Topic 5: Linear Model Flashcards
Define bivarinate data and variables involved
Bivarinate data is a pair of variables (xi,yi) with i=1,2,3,…n
x: independet variable
y: dependent variable
What does a scatter plot summarize?
Scatter plot is a numerical summary of the relationship between 2 variables on the same 2D plane, creating a cloud of data points.
Describe linear association
Linear association shows how tightly the points cluster around the line.
Strong/positive association: tightly clustered
Weak/negative association: not tightly clustered
How many numerical summaries does scatter plot takes into account?
5 numerical summaries:
- mean & SD of x
- mean & SD of y
- correlation coefficient (r)
Describe the center and spread of data cloud in scatter plot
- Center: point of average (mean of x, mean of y)
- Horizontal spread: measured by SD of x (most in 2SD)
- Vertical spread: measured by SD of y (most in 2SD)
Describe correlation coefficient and its features
Correlation coefficient is the numerical summary measuring clustering around line, showing sign and strength of association.

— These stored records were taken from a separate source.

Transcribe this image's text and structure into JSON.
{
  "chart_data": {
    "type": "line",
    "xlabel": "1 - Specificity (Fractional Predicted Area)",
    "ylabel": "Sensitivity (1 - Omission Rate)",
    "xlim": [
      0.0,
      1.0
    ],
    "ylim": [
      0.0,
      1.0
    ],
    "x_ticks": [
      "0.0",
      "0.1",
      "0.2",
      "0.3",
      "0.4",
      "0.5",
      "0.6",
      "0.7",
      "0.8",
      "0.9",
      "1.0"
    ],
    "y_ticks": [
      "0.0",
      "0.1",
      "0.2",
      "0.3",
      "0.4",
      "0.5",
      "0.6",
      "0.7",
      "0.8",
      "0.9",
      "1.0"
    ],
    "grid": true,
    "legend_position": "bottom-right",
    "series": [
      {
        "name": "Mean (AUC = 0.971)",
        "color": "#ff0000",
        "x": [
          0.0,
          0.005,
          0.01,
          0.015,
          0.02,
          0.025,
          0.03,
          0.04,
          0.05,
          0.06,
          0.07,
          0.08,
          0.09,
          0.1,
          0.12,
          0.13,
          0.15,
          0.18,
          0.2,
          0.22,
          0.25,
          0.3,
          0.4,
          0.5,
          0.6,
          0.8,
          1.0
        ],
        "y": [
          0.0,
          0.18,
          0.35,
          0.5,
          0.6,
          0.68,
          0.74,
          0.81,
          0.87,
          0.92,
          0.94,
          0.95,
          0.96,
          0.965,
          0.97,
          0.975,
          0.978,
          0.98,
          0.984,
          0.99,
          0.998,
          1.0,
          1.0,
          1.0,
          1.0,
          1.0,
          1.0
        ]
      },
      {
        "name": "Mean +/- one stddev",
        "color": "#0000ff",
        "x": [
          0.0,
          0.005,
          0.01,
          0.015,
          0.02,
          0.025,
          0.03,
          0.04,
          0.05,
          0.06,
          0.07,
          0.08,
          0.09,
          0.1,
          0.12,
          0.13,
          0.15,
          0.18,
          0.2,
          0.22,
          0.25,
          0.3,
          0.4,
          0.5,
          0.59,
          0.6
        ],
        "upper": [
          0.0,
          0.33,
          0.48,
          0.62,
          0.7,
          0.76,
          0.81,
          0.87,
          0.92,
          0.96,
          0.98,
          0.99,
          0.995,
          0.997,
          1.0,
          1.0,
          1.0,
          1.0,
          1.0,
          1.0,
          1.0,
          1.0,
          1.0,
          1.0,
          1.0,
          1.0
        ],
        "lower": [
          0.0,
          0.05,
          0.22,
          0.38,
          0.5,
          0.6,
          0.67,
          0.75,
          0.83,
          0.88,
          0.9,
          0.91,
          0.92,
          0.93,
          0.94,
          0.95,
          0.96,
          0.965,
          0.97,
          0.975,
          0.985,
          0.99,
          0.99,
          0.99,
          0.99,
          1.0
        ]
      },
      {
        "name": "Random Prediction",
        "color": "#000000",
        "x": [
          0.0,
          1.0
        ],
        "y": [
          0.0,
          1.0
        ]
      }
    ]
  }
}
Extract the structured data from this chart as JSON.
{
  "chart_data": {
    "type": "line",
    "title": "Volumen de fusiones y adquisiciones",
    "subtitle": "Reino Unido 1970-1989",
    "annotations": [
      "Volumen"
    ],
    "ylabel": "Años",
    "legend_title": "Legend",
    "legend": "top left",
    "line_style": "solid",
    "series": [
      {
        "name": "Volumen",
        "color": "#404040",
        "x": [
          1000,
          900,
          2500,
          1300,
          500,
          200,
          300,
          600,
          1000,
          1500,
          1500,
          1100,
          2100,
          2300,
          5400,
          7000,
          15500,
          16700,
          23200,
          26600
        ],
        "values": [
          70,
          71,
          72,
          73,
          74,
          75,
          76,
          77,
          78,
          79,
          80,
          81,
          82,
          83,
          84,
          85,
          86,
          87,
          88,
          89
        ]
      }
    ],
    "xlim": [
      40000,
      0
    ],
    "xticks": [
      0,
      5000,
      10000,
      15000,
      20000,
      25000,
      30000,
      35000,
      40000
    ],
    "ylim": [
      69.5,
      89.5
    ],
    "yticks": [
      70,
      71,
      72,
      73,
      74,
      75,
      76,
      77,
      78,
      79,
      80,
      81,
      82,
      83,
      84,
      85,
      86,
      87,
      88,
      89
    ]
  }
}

- Pure number with no unit
- Lies between -1 and 1
- (+) r: upward slope
- (-) r: downward slope
- r = +/-1: perfect correlation; closer to -1/+1 tightly clustered
- r = 0: points don’t fit around the line
- Symmetry: r is not affected by interchanging the variable
- Scaling: shift & scale invariant
How to calculate the population/sample correlation coefficient ?
Mean of the product of the variables in standard units
- (data point - mean)/popsd or sd (z score of each variable)

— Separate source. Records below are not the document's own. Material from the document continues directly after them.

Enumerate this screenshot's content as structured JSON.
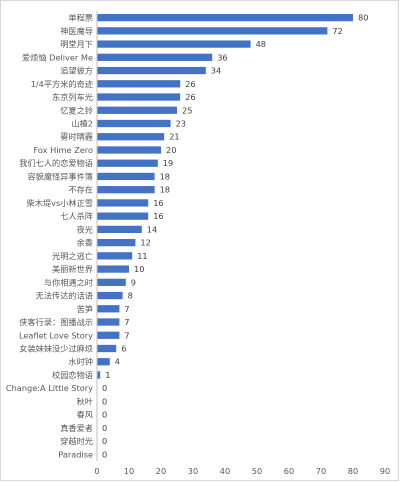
{
  "chart_data": {
    "type": "bar",
    "orientation": "horizontal",
    "title": "",
    "xlabel": "",
    "ylabel": "",
    "xlim": [
      0,
      90
    ],
    "xticks": [
      0,
      10,
      20,
      30,
      40,
      50,
      60,
      70,
      80,
      90
    ],
    "grid": false,
    "bar_color": "#4472c4",
    "categories": [
      "单程票",
      "神医魔导",
      "明堂月下",
      "爱烦恼 Deliver Me",
      "追望彼方",
      "1/4平方米的奇迹",
      "东京列车光",
      "忆夏之铃",
      "山楂2",
      "雾时晴霾",
      "Fox Hime Zero",
      "我们七人的恋爱物语",
      "容貌魔怪异事件簿",
      "不存在",
      "柴木堤vs小林正雪",
      "七人杀阵",
      "夜光",
      "余香",
      "光明之逃亡",
      "美丽新世界",
      "与你相遇之时",
      "无法传达的话语",
      "苦笋",
      "侠客行录：图播战示",
      "Leaflet Love Story",
      "女装妹妹没少过麻烦",
      "水时钟",
      "校园恋物语",
      "Change:A Little Story",
      "秋叶",
      "春风",
      "真香爱者",
      "穿越时光",
      "Paradise"
    ],
    "values": [
      80,
      72,
      48,
      36,
      34,
      26,
      26,
      25,
      23,
      21,
      20,
      19,
      18,
      18,
      16,
      16,
      14,
      12,
      11,
      10,
      9,
      8,
      7,
      7,
      7,
      6,
      4,
      1,
      0,
      0,
      0,
      0,
      0,
      0
    ]
  }
}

- product of the 2 z score of x & y vairbles
- mean of the product = r
What is SD line?
SD line connects point average to point 1SD away from the mean in both x & y direction.
What are some features and limitations of SD line?
Features: it goes through point of average and captures the exact relationship if there is
Limitations: not use r
- cannot distinguish different cloud clustering
- can over or underestimate
What are some warnings regarding correlation coefficient?
- Outliers can overly influence r
- r cannot detect nonlinear association
- Same r value can come from very diff. data set
- Rates of averages can inflate the r
- Association doesn’t mean causation
- Small SDs can make r look bigger
What is regression line and equation?
Regression lines takes into account all 5 numerical summaries.
Connects point of average to (mean of x + SDx, mean of y + rSDy)
y = intercept + slopex
What is graph of averages?
Graph of averages plots average y for each x.
If the points give a straight line, it is the regression line.
What are some ways of prediction for y value when given a x value?
- Baseline prediction: y prediction = average of y values over all x values
- Prediction in a strip: y prediction = average of all y values associated with the given x
- Based on regression line: use the line equation to predict y
- Predicting percentile marks: x given in a certain percentile –> predict y percentile
What steps are taken to predict y value based on a given x percentile?
- calculate z score in x direction: Zx (qnorm)
- Zy = r * Zx
- Zy turn back into percentile in y direction (pnorm)
What are residuals?
Residuals are vertical distances of data points above or below the regression line, representing errors between actual value and prediction.